Álvaro Vázquez tiene un punto irreal, de personaje de una novela. Mi novela, por ejemplo. Hay en él un toque marcadamente estético, una especie de pose canalla que recuerda al primer Sabina, al de "Malas compañías", "Juez y parte", etc. Lo sabe y le gusta. Lo alimenta. Eso no es todo: además, lo hace bien.
La pena con Vázquez es que no se prodigue más, que dé conciertos tan de vez en cuando: hablamos de un tío que pasa por completo de las servidumbres del circuito, que tiene claro que va a su bola y que disfruta con lo que hace sin necesidad de dar una lección a muchas de las mediocridades que hay por ahí sueltas. Un tipo que hace música por que le gusta y punto, sin mayores pretensiones.
Pasa de Sabina a Chaouen y de Chaouen a Lichis con una facilidad asombrosa. Tiene voz para eso y para más. Sus canciones, la mayoría al menos, no son aburridas ni simples. Gasta mala hostia y luego se pone tierno. Juega. Todo el rato. Con la seguridad del que no parece importarle si pierde o no. Con Vázquez, las cosas claras y el chocolate espeso. Su concierto de ayer en Barcelona, 8 fue menos exitoso en cuanto a público de lo que él pensaba y mucho más de lo que pensábamos los demás: domingo, relativo frío, diez de la noche...
Pero Vázquez, ya digo, hace sus cuentas en su mundo y luego ya se va adaptando.
A pesar de que el concierto se podría considerar una especie de oportunidad, no sé bien de qué, por aquello de que era en un sitio conocido y que toca más bien poco, a Álvaro no le importó sacar a sus amigos para que se lucieran: Pablo Ager tocó su última canción -"siempre digo que es la última y luego voy y hago otra, que se jodan", dijo Pablo y fue el mejor chiste de la noche- y yo desafiné "Carne de canción" de La Cabra Mecánica.
Seguro que a Lucía le pareció un auténtico desastre, pero esta vez sonrió y dijo lo contrario. Sonreír y decir lo contrario de lo que uno piensa es algo tremendamente minusvalorado y que habría que hacer más a menudo. La honestidad mata.

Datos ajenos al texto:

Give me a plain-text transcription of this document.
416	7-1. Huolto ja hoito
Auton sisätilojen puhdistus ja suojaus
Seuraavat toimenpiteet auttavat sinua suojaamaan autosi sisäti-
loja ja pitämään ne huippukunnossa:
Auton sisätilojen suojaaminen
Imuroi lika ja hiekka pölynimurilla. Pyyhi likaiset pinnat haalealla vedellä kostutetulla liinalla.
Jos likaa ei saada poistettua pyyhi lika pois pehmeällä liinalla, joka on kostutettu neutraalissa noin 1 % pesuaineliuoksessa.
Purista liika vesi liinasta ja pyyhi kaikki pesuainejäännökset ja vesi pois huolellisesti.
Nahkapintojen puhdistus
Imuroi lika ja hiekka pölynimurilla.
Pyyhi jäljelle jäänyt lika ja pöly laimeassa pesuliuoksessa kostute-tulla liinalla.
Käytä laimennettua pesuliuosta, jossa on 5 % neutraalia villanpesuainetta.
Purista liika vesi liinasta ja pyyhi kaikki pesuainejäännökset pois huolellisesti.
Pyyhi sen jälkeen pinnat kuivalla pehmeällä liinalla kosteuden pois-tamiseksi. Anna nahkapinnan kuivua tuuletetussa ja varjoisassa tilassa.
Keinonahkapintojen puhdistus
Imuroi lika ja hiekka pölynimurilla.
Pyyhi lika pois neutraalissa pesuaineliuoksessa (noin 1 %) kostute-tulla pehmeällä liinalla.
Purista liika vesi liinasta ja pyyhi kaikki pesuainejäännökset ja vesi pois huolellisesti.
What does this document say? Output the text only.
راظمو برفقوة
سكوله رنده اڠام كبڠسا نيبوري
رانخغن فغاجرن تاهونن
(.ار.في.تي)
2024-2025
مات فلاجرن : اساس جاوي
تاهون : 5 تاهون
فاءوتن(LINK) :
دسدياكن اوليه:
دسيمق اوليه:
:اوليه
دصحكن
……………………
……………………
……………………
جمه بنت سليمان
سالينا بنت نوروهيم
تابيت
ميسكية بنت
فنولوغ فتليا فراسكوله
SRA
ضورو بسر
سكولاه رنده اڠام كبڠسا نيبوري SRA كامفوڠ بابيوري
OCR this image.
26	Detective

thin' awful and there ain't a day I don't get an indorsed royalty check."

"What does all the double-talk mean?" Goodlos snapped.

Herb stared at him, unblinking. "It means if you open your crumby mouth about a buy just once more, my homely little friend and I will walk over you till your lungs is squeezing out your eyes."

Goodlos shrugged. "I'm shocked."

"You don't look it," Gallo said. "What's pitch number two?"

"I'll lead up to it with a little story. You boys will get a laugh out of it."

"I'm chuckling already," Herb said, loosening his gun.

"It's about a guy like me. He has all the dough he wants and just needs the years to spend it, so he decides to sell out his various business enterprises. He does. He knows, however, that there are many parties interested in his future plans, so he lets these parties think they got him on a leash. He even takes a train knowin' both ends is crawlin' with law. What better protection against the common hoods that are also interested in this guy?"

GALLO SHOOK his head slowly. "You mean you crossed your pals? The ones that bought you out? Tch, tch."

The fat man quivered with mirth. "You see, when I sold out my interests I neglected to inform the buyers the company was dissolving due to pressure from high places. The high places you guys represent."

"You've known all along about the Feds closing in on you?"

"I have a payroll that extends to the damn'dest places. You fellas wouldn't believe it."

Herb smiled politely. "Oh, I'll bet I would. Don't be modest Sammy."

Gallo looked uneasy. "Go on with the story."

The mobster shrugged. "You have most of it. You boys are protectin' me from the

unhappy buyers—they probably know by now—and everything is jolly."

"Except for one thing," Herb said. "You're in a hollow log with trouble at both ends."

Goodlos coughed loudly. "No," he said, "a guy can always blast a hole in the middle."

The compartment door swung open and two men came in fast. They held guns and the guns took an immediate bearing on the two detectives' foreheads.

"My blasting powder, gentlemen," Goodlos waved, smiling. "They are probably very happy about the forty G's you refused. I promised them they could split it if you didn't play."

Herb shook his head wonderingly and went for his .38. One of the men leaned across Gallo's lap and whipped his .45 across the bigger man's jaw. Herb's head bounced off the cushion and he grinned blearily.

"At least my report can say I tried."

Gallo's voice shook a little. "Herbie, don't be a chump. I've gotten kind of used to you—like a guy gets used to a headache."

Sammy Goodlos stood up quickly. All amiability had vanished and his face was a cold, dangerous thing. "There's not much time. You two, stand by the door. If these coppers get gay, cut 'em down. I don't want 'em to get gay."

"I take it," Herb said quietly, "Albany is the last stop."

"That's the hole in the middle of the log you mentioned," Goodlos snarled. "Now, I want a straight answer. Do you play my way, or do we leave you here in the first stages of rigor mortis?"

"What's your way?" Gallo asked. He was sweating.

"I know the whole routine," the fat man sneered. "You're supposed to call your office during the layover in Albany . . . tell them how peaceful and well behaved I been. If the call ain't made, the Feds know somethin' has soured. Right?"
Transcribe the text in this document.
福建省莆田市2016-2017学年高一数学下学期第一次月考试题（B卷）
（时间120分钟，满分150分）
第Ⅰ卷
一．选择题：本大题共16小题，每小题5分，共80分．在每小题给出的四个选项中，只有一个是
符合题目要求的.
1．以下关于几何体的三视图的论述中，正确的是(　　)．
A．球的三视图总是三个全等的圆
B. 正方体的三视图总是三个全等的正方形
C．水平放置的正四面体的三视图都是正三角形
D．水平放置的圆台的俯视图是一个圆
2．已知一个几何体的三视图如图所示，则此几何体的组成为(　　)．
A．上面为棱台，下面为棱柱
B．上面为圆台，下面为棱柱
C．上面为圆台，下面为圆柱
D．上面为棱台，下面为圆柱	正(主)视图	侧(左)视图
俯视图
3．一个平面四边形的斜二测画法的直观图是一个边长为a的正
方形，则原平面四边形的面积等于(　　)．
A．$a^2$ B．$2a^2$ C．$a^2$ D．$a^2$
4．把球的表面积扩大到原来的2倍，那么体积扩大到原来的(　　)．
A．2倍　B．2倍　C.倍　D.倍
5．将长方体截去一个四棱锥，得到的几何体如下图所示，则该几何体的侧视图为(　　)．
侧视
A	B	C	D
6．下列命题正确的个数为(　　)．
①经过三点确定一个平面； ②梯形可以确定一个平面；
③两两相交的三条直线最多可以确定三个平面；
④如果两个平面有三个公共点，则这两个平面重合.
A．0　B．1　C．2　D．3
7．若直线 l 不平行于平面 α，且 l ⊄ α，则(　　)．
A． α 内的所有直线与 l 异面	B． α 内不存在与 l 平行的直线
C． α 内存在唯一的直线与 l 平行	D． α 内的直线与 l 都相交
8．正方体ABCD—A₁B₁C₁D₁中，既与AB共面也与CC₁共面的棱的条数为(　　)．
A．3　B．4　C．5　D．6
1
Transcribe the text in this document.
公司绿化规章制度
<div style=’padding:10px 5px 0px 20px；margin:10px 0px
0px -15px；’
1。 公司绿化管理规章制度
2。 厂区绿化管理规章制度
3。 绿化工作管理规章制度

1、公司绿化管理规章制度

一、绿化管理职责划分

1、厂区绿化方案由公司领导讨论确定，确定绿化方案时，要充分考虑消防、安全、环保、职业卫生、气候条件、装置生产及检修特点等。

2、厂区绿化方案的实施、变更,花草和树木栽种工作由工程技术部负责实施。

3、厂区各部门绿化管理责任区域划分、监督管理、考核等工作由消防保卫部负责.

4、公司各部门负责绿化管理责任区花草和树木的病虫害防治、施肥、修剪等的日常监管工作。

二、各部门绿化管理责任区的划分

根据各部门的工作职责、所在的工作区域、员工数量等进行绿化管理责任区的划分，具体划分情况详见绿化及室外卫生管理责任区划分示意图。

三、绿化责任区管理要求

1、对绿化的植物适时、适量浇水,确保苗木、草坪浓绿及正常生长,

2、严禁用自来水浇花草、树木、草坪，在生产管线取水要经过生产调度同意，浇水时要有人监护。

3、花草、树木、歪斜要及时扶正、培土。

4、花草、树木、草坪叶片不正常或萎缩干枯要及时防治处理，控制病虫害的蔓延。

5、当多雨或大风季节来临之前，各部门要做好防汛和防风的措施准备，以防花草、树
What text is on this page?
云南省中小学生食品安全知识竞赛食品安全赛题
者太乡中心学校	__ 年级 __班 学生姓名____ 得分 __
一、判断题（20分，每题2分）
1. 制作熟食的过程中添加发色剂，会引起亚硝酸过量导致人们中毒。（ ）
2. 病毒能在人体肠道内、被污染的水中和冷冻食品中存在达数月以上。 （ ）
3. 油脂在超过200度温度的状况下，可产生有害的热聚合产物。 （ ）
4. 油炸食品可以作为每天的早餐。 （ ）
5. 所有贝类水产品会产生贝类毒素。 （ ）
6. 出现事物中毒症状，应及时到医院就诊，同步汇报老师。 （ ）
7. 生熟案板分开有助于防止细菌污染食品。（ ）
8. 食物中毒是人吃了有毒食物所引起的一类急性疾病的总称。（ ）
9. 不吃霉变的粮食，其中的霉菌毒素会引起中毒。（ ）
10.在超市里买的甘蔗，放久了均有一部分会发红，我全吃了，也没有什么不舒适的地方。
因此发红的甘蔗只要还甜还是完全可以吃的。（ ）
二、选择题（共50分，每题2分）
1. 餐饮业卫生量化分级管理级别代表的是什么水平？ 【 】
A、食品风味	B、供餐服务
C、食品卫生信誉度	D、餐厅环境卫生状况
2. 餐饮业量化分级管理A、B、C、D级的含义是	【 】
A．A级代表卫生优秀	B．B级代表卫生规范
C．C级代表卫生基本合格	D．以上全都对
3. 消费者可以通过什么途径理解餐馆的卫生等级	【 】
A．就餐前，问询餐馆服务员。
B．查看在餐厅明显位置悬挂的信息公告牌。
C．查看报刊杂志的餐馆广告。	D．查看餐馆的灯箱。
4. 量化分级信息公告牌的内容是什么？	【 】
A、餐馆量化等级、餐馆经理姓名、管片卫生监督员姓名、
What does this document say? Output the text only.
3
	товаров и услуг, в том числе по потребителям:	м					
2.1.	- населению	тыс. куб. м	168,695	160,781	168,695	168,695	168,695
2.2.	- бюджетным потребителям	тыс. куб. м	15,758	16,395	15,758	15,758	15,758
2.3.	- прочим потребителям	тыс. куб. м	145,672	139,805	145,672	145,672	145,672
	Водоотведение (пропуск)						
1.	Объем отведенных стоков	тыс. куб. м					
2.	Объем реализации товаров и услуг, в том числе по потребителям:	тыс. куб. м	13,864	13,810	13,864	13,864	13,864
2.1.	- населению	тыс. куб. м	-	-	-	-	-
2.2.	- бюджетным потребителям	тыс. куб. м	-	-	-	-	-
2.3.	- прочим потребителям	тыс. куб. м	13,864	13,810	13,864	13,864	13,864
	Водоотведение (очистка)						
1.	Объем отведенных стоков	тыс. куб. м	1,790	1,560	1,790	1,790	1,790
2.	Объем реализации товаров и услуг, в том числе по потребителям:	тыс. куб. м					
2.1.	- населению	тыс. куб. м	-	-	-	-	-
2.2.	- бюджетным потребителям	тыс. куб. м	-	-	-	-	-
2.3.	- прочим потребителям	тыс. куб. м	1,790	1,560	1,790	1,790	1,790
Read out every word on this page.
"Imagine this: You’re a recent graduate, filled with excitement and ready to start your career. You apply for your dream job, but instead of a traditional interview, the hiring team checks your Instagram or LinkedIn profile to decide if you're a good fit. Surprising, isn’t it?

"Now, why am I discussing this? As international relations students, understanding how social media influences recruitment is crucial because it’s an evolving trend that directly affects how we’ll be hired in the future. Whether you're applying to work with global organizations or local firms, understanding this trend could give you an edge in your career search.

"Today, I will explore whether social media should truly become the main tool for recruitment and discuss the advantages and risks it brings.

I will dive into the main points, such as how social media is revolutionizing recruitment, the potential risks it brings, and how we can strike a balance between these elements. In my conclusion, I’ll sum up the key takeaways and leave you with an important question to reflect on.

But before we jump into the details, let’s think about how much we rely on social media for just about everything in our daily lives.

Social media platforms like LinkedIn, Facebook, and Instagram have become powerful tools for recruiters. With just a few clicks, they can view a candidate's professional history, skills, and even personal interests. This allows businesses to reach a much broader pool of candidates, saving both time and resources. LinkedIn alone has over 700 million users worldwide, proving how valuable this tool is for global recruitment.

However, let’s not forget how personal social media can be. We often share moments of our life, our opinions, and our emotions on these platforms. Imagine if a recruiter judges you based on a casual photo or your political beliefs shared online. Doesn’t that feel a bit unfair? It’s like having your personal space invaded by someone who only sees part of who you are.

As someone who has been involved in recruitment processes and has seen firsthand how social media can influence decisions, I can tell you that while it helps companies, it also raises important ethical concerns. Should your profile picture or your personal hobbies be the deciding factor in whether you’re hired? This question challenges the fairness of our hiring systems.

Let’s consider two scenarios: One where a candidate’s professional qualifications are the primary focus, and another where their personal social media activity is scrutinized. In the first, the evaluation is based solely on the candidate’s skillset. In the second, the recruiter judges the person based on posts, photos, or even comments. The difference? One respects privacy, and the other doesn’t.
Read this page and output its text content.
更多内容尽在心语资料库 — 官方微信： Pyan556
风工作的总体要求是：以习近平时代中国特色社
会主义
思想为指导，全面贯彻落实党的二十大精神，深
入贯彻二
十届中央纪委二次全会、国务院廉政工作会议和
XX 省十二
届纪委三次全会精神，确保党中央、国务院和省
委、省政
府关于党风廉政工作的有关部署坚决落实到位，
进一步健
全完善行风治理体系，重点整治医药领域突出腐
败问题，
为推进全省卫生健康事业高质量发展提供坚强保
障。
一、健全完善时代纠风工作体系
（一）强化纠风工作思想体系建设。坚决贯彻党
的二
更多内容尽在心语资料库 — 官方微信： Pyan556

En lo que a mí respecta, ya saben, haciendo historia: puedo decir que he cantado en Galileo, en El Trece, en Barcelona 8, en el Astrolabi y en un sitio llamado La Leyenda. Eso sin saber tocar la guitarra ni haber compuesto una canción en mi vida. Un ejemplo de autosuperación. O vayan a saber de qué. Justo antes de todo ese "por no despertar solo otra mañana" monté un corto maravilloso -cada día más maravilloso- y me uní a un grupo musical llamado Mandanga. Con percusionistas, rastas y perroflautas.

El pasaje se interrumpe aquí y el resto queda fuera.